The notion of “luck” has special onus within the confines of football. From the terraces to Twitter and even extending to a manager’s post-match press conference, an unfavourable result can trigger the assertion that Lady Luck did a disservice to the defeated party.
A recent study conducted by ESPN, investigating the role luck plays, concluded Liverpool were the team disadvantaged most over the last campaign. Sincere sympathy for the Scousers would be hard-pressed from the Spurs faithful though, as when it comes to being on the wrong end of fortune’s favour in the Premier League era, Tottenham take some beating. (The evidence being in the reason why the term “Spursy” has evolved from inside-joke to widely-recognised footballing term — need I bring up Lasagne-Gate?)
It was 13 years ago when the ultimate epitome of this “luckless Tottenham” came to the fore. On 4 January 2005, Martin Jol, having graduated from backroom staff to man in charge only two months prior, took his team to Old Trafford facing a gargantuan task. On that bitterly cold Tuesday evening, Tottenham arrived in the red half of Manchester having last tasted victory there back in 1989.
Donning a heavily-dated, Stretch Armstrong-simulating Kappa strip, the away side set up in a 4-5-1 formation in an endeavour to stifle a Ferguson-helmed XI boasting the likes of Ferdinand, Keane, Scholes, Giggs and Ronaldo. A win for United would see the Reds remain within touching distance of title-favourites Chelsea; a similar outcome for Spurs would, aside from ripping up the history books, boost the chances of Uefa Cup qualification ahead of Bolton and Middlesbrough.
In a game remembered for the incident that defined it, Jol’s side — who were seven games unbeaten going into the match — performed admirably, demonstrating a level of defensive resolve — bolstered by Paul Robinson’s heroics — rarely associated with Tottenham teams of the Noughties. As United huffed and puffed, unable to break their opponents down, Spurs grew in confidence, earning a dignified draw as the match ended goalless.
Containing Ferguson’s United on home soil — and earning a point in the process — should have been a cause for celebration for a Spurs side who in recent encounters had often found themselves the well-trounced victim of their Devilish tormenters. And a celebration it would have been, if it weren’t for one detail.
In the 89th minute of play, Pirates of the Caribbean extra and Tottenham’s Portuguese playmaker Pedro Mendes, having tried his luck from distance earlier in the game, hooked high a half-volley from just inside his own half following a bungled clearance from the waywardly positioned United goalkeeper, Roy Carroll.

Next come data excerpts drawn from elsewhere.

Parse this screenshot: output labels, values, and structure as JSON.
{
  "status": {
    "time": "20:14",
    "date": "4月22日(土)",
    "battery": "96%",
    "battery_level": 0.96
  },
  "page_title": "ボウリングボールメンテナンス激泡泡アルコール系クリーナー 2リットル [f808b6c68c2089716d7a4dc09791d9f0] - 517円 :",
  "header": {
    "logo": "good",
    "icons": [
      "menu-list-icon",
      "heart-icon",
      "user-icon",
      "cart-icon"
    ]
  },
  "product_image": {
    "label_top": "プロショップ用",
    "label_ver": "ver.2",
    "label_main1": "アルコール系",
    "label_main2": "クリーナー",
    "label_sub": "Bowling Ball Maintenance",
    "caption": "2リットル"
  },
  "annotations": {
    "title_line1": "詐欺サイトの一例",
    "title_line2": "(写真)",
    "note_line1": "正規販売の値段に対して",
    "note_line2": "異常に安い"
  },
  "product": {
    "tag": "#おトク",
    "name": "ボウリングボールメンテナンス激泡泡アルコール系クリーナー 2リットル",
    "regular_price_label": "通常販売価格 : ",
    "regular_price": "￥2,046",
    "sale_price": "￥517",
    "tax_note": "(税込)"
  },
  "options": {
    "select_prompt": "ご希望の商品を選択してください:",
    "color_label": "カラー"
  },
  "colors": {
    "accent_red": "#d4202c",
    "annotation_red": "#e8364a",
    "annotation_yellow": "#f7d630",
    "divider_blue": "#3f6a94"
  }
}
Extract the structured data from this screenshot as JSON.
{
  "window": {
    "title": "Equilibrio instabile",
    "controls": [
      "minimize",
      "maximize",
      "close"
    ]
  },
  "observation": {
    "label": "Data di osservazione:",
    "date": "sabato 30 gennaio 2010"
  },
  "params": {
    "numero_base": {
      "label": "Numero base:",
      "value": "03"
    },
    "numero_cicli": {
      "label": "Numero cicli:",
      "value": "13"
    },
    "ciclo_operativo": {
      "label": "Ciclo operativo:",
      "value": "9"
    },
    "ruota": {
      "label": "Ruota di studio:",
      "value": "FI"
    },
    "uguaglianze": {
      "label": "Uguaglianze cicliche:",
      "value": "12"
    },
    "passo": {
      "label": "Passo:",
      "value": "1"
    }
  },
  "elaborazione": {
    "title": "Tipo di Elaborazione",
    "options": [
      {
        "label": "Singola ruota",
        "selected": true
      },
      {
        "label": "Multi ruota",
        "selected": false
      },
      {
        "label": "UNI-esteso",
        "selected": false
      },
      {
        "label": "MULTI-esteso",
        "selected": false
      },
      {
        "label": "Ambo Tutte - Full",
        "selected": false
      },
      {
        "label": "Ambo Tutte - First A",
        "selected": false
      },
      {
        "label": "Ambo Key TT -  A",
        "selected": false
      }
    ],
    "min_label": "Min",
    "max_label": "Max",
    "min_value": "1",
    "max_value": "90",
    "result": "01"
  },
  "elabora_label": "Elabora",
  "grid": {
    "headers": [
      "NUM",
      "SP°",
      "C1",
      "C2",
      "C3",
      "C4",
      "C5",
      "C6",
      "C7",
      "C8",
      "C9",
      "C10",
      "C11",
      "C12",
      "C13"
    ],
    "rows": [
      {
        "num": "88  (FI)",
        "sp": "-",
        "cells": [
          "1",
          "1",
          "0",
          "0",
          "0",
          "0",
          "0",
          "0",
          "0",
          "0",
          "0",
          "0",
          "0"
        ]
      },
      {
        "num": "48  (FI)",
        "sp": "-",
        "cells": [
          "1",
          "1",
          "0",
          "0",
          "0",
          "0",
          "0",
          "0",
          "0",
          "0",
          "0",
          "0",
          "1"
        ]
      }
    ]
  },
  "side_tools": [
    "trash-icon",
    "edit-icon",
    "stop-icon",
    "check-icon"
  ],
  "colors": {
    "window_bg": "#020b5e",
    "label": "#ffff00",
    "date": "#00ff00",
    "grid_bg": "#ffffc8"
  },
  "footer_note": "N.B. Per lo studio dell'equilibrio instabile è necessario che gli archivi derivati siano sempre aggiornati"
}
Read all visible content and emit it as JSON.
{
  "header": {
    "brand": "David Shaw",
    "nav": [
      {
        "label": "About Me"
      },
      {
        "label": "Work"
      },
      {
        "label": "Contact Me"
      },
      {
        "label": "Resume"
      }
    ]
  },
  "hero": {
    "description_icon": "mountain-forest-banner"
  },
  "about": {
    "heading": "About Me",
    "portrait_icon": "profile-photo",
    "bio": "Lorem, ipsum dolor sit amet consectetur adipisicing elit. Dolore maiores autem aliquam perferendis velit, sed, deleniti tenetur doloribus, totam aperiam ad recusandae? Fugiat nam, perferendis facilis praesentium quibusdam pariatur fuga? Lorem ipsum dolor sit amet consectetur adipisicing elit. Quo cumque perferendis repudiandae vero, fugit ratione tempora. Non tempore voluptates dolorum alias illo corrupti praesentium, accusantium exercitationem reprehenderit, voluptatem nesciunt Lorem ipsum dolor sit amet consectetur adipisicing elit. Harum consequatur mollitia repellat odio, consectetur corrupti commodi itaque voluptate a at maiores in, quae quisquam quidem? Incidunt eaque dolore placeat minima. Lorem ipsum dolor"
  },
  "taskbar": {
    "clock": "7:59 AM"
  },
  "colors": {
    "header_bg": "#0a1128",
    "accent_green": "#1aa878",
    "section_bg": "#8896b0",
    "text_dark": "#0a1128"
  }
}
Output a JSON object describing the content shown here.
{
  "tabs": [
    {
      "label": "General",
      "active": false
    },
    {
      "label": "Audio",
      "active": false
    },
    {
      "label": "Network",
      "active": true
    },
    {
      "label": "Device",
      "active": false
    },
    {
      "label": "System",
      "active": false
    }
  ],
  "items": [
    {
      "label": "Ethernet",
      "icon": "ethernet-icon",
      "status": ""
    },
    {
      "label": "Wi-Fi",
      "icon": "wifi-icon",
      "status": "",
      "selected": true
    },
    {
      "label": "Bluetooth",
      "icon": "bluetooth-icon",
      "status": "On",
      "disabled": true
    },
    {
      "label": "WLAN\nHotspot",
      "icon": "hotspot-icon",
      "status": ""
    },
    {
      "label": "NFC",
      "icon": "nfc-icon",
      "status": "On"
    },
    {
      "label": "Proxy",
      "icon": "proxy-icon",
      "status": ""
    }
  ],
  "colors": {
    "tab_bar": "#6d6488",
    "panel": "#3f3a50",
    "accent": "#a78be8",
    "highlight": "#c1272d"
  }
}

You should be acquainted with the rest: Carroll did a Karius before doing a Karius was even a thing; the ball squirming out of the goalkeeper’s unconventional palm-chest clasp, looping over his shoulder — and looping over the line. The referee that evening, Mark Clattenburg, looked to his assistant Ray Lewis, who kept his flag down. Lewis, in a frantic effort to keep up with play after Mendes’s speculative effort, hadn’t been watching the ball’s downward trajectory. No goal was given.
“The goal that never was”, as it’s now known, is still a sore subject to this day. In the direct aftermath, those who attempted to digest proceedings either had it down as rotten, Spurs(y) luck, or as a manifestation of the No Place Like Home theory regarding Ferguson and United — the Scot’s side notorious in getting the rub of the green with refereeing decisions at Old Trafford.
With hindsight, the real travesty over the goal that never was is it prevented the win that never was. Spurs were not only — considering the disparity between both clubs at the time — denied a giant-killing of epic proportions but denied a historic win that should have kick-started Jol’s reign at the club. (The direct repercussions are obvious now: Spurs finished the 2004-05 season three points off European qualification, while it would be another seven years before the Old Trafford hoodoo was officially laid to rest.)
Thirteen years later Spurs arrive at Old Trafford an entirely different beast to the one Jol so-nearly steered to victory. On the pitch at least, Spurs are longer inferior but worthy adversaries. That being said, a victory away at United on Monday would likely have the same cathartic effect on Pochettino’s team at it would have Jol’s; it’s a chance to exorcise some painful demons.
Although Spurs, thanks to the Argentine, venture up the M40 with hindering hoodoos and the “Spursy” namesake all-but banished, one blemish remains: Pochettino has never won at Old Trafford with Spurs. It’s a fact that acts as the cornerstone for Pochettino’s detractors — the assertion is he’s been routinely “out-schooled” by his counterpart at the Theatre of Dreams.
Pochettino won’t be thinking about his own standing though; he’ll know that three points on Monday evening will only enhance his team’s title credentials — acting as a statement of intent to the rest of the league. Having lost more away games at Old Trafford (21) than any team has lost away from home in Premier League history, a Spurs triumph will undoubtedly prove a season-defining moment — just as it would have for Jol all those years ago. (However, this time, the stakes are much higher.)
Unlike the Dutchman however, Pochettino possesses a team capable of coming home with a comfortable win instead of a flash-in-the-pan victory. But as history has proved with all of Spurs' trips to Old Trafford, his team will probably require a good dose of luck to get them over the line.